Narratives and Polemics

I begin by noting that I like the redesign of the Saturday Globe & Mail. Everything I like best is still there, and then there are additional surprises. I like that Books now starts on its front page; somehow the section reminds me just an ickle bit more of Guardian Review (though of course it's still nowhere as good). The "Endpapers" essay is interesting too: this week's was "Tilting at the windmills for literary non-fiction" by writer Ken McGoogan. An engaging piece, as he offended me terribly, but then he won me over by the end.

My offense stemmed from McGoogan's initial dismissal of fiction, and stemmed for two reasons. One: that fiction is my religion (I am not being facetious) and so I'm bound to get a bit defensive. In my whole life I've never found anything closer to magic than fiction, and I'm sorry but non-fiction has never done that trick. I truly believe that slowly surely works of fiction can change the world, and in very different ways than either of these books did.

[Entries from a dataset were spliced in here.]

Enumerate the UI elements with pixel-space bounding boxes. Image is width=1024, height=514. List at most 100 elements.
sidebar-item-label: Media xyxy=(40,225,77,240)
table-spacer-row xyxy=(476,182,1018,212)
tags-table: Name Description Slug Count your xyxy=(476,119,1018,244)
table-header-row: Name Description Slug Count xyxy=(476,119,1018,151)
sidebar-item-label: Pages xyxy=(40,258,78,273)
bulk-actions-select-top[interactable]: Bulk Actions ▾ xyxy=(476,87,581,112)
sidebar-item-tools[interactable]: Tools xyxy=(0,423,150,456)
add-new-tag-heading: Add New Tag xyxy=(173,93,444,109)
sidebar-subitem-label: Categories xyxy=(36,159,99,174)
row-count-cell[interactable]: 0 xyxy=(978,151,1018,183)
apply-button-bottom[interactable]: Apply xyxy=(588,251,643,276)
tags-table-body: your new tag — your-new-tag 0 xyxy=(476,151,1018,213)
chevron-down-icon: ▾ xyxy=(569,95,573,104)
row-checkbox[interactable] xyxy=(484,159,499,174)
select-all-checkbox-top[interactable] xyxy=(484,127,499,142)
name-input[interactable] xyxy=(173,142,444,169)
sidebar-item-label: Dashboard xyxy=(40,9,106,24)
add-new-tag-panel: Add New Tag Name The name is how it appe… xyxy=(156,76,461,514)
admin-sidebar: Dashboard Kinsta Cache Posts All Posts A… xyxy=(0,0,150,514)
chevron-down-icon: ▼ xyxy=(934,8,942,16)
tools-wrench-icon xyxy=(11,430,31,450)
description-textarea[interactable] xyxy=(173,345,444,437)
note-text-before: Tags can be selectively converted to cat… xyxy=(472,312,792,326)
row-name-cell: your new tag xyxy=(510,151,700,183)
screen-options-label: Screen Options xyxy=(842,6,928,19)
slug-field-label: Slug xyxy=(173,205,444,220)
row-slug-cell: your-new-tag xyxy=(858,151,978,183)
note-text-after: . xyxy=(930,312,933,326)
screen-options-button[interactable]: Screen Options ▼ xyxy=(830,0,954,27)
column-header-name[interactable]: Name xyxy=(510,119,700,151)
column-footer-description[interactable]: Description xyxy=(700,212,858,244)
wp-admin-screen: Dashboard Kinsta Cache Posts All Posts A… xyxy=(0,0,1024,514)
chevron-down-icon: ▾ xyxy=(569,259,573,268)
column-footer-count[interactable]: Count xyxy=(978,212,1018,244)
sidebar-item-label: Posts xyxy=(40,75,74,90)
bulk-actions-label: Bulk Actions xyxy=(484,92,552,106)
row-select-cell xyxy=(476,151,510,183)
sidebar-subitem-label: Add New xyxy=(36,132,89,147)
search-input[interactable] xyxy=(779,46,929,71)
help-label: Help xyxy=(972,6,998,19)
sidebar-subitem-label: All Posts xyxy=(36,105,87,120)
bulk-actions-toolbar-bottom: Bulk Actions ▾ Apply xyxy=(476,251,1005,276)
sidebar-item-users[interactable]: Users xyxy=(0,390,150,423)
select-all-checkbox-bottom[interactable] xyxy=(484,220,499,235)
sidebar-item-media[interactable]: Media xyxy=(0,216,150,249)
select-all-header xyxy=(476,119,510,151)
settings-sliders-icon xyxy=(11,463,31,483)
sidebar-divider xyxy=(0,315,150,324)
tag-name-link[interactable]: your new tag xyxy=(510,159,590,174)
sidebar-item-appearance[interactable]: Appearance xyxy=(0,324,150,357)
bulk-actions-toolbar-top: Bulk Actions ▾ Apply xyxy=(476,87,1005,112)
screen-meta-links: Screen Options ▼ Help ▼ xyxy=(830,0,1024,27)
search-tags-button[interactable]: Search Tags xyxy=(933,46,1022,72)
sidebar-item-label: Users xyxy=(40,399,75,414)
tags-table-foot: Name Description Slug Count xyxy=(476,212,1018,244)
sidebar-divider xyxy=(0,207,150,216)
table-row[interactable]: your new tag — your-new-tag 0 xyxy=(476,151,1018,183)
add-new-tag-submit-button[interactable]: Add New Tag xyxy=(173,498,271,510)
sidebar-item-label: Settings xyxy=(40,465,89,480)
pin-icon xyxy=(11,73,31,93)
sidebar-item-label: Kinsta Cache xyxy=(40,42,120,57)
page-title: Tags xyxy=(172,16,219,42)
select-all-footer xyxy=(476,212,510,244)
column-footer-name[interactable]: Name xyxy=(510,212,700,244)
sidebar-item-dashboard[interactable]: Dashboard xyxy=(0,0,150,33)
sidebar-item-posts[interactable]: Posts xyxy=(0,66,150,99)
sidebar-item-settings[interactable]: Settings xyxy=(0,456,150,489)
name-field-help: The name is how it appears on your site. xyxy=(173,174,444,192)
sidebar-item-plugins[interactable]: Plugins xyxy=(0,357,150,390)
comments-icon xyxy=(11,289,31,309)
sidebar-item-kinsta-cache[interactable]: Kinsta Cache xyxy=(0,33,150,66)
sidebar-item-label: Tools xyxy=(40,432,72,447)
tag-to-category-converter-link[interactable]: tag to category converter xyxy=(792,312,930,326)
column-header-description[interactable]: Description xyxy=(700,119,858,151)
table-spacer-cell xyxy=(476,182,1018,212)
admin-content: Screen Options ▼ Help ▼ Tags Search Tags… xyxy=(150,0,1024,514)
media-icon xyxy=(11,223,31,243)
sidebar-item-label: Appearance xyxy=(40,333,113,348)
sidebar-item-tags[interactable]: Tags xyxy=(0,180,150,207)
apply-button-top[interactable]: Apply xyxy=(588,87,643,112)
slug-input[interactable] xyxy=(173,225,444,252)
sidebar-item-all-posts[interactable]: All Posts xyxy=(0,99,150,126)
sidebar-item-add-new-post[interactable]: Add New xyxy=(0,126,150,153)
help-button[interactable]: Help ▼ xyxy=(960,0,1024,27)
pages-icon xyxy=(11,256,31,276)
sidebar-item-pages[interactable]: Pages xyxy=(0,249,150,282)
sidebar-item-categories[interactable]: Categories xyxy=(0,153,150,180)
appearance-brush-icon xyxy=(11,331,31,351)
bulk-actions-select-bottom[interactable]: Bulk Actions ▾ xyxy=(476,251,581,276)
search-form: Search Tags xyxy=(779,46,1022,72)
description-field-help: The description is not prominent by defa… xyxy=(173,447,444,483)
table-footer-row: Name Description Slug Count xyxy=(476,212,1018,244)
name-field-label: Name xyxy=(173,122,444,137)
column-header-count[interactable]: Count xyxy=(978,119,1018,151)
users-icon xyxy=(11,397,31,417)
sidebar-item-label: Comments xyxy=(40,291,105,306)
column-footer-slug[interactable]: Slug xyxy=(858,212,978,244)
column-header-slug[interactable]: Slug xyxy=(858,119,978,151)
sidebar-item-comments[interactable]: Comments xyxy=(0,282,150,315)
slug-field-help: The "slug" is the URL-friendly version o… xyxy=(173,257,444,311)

Second, I was troubled by McGoogan's assertion that fiction readings were dull, that he "vastly prefer[s] an on-stage conversation or interview, or better still a no-holds barred panel discussion." He gives the example of Edmonton's Litfest at which "Audience members challenged speakers and presented arguments. By crikey, they had come to participate". Yes, but. I personally feel that a book is best enjoyed in one's own company, but what is wonderful about a public reading is the opportunity to listen. I don't get that very often myself. No challenges, arguments, thinking of clever questions and retorts, but just listening: passivity is not always a bad thing and many more people should practice it. The world is not always ours to be attacked, or critiqued, but some meet it this way perpetually. With fiction, not so much, and I think this is only positive.

I will have more to say this week on appreciating non-fiction (in regards to Carol Shields), but for now I am not sure I agree with McGoogan that the genre is always the underdog. Indeed non-fiction receives less attention, but aren't sales doing just fine? Aren't non-fiction writers sought after by publishers, or at least much more so than fictioneers? Does good non-fiction really need the promotion McGoogan is suggesting it lacks? This I do not know for sure.

What I do know is that McGoogan's synthesis is perfectly wonderful, as he calls for his revolution. "First step: We divide fact-based literature into two broad categories-- narrative non-fiction and polemical non-fiction.... Second step: We abandon non-fiction... We cease to define countless literary works by what they are not". He sees the necessity for these genres to stand up together with fiction, for each to complement one another. No longer the dichotomy : "Where today we have two main categories, Fiction and Non-fiction, tomorrow we have three." How positively healthy that sounds, how refreshing. I love that idea, and how fortunate that I read far enough past the disagreeableness to get to it: a patience I learned, perhaps, from my life in fiction?